Dabei sollten wir es belassen, außer für Dinge, die es bei uns einfach nicht gibt. In keiner Kultur. Da müssen wir kreativ ran. Für alles andere haben wir bereits Wörter, und das ist gut so. Ich habe mal einen furchtbaren Eiertanz veranstaltet, um ein dickes Buch lang das Wort "Zigarette" nicht zu verwenden, weil es doch ein Lehnwort ist aus einer fremden Kultur, die es in meiner Welt nicht gab (wie Fenster, aber Pssst!). Und wie habe ich das Ding am Ende genannt? Zigarette. Weil es das Wort schon gibt. Man muss das Rad nicht dauernd neu erfinden.
Niemand hantiert gern ungesichert mit kritischen Massen.
Robert Gernhardt

Judith

Zitat von: Maja am 03. Dezember 2014, 18:00:33
Andere Begriffe, auch wenn sie aus fremden Sprachen und/oder Kulturen stammen, sind generischer, weiter gefächert, und können bedenkenloser genutzt werden. Ein Problem habe ich in erster Linie mit Begriffen, die von Personennamen abgeleitet sind, denn diese Personen kann es nur in unserer Welt gegeben haben, nicht in der jeweiligen Fantasywelt.
Ja, das ist ein guter Punkt und dem stimme ich zu - aber dann landet man auch wieder beim Kaiser, der in Fantasywelten ja häufig vorkommt. Oder beim Pergament, das es ohne die Stadt Pergamon so auch nicht geben kann.
Ich verwende daher beide Bezeichnungen in meiner Fantasywelt nicht, aber ich denke, es sind gute Beispiele dafür, dass es gar nicht mal so einfach ist, solche Begriffe, die sich von Personen- oder Ortsnamen ableiten, gänzlich zu vermeiden.

Maja

Pergament ist genau so ein Beispiel. Ich habe mir für mein "Gefälschtes Siegel" den Kopf zerbrochen, was es für Alternativbegriffe geben könnte für dieses Material. Ich habe keinen gefunden, noch nicht mal in meinen Unterlagen aus dem Studium (wo im Rahmen der Buchgeschichte Pergament und Papier erwartungsgemäß eine große Rolle spielten). Hin und her abgewogen: Denke ich mir ein neues Wort aus, das ich den Lesern erst erklären muss, nur damit sie mich groß ansehen und fragen "Meinst du Pergament?" - oder direkt Pergament schreiben.

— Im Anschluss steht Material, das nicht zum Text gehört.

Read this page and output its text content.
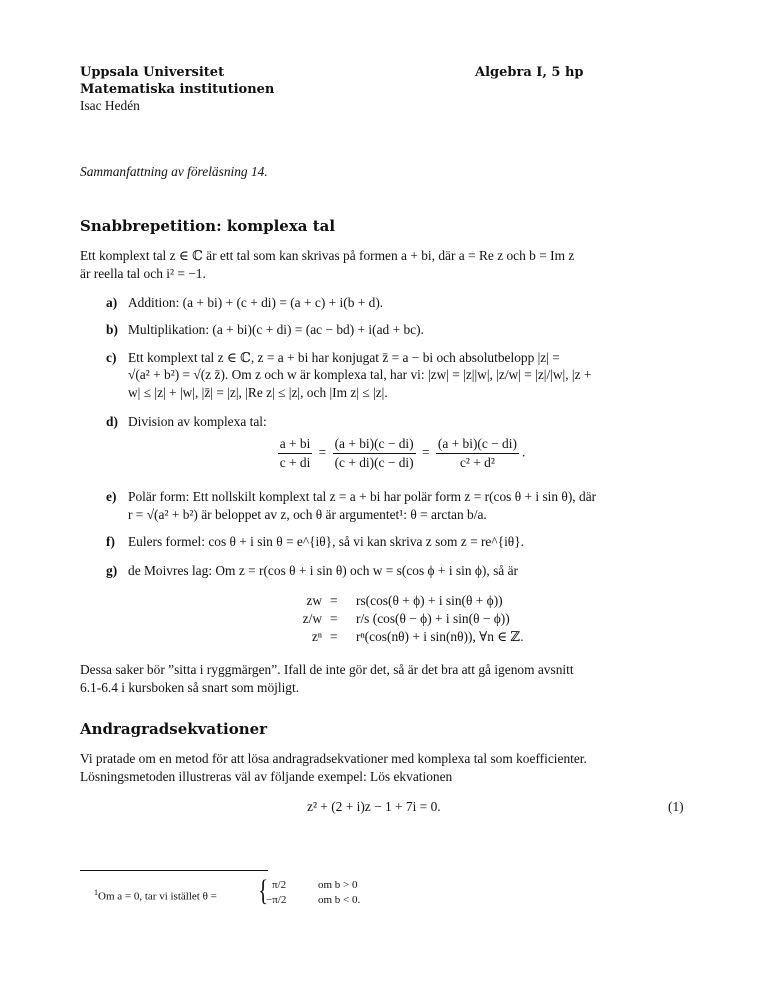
Uppsala Universitet
Matematiska institutionen
Isac Hedén
Algebra I, 5 hp
Sammanfattning av föreläsning 14.
Snabbrepetition: komplexa tal
Ett komplext tal z ∈ ℂ är ett tal som kan skrivas på formen a + bi, där a = Re z och b = Im z
är reella tal och i² = −1.
a) Addition: (a + bi) + (c + di) = (a + c) + i(b + d).
b) Multiplikation: (a + bi)(c + di) = (ac − bd) + i(ad + bc).
c) Ett komplext tal z ∈ ℂ, z = a + bi har konjugat z̄ = a − bi och absolutbelopp |z| =
√(a² + b²) = √(z z̄). Om z och w är komplexa tal, har vi: |zw| = |z||w|, |z/w| = |z|/|w|, |z +
w| ≤ |z| + |w|, |z̄| = |z|, |Re z| ≤ |z|, och |Im z| ≤ |z|.
d) Division av komplexa tal:
$\frac{a + bi}{c + di} = \frac{(a + bi)(c - di)}{(c + di)(c - di)} = \frac{(a + bi)(c - di)}{\text{c² + d²}}$ .
e) Polär form: Ett nollskilt komplext tal z = a + bi har polär form z = r(cos θ + i sin θ), där
r = √(a² + b²) är beloppet av z, och θ är argumentet¹: θ = arctan b/a.
f) Eulers formel: cos θ + i sin θ = e^{iθ}, så vi kan skriva z som z = re^{iθ}.
g) de Moivres lag: Om z = r(cos θ + i sin θ) och w = s(cos ϕ + i sin ϕ), så är
zw = rs(cos(θ + ϕ) + i sin(θ + ϕ))
z/w = r/s (cos(θ − ϕ) + i sin(θ − ϕ))
zⁿ = rⁿ(cos(nθ) + i sin(nθ)), ∀n ∈ ℤ.
Dessa saker bör ”sitta i ryggmärgen”. Ifall de inte gör det, så är det bra att gå igenom avsnitt
6.1-6.4 i kursboken så snart som möjligt.
Andragradsekvationer
Vi pratade om en metod för att lösa andragradsekvationer med komplexa tal som koefficienter.
Lösningsmetoden illustreras väl av följande exempel: Lös ekvationen
z² + (2 + i)z − 1 + 7i = 0.	(1)
$^1$Om a = 0, tar vi istället θ = { π/2	om b > 0
−π/2	om b < 0.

Habe mich dann für letztes entschieden, weil der Name der Stadt nur noch versteckt darin ist und das Wort eine Entwicklung durchgemacht hat, die nicht mehr zu offensichtlich ist. Aus dem gleichen Grund verwende ich das Wort "Kaiser" - es geht zwar zurück auf Cäsar, ist aber seither sprachlich mutiert. Da wäre die Alternative Imperator, was mir wiederum zu römisch klingt und vor allem zu sehr nach Star Wars. Aber das ist natürlich Geschmackssache.

Was nimmst du, Judith, wenn du irgendwo Pergament vorkommen lässt? Hast du einen Alternativbegriff?
Niemand hantiert gern ungesichert mit kritischen Massen.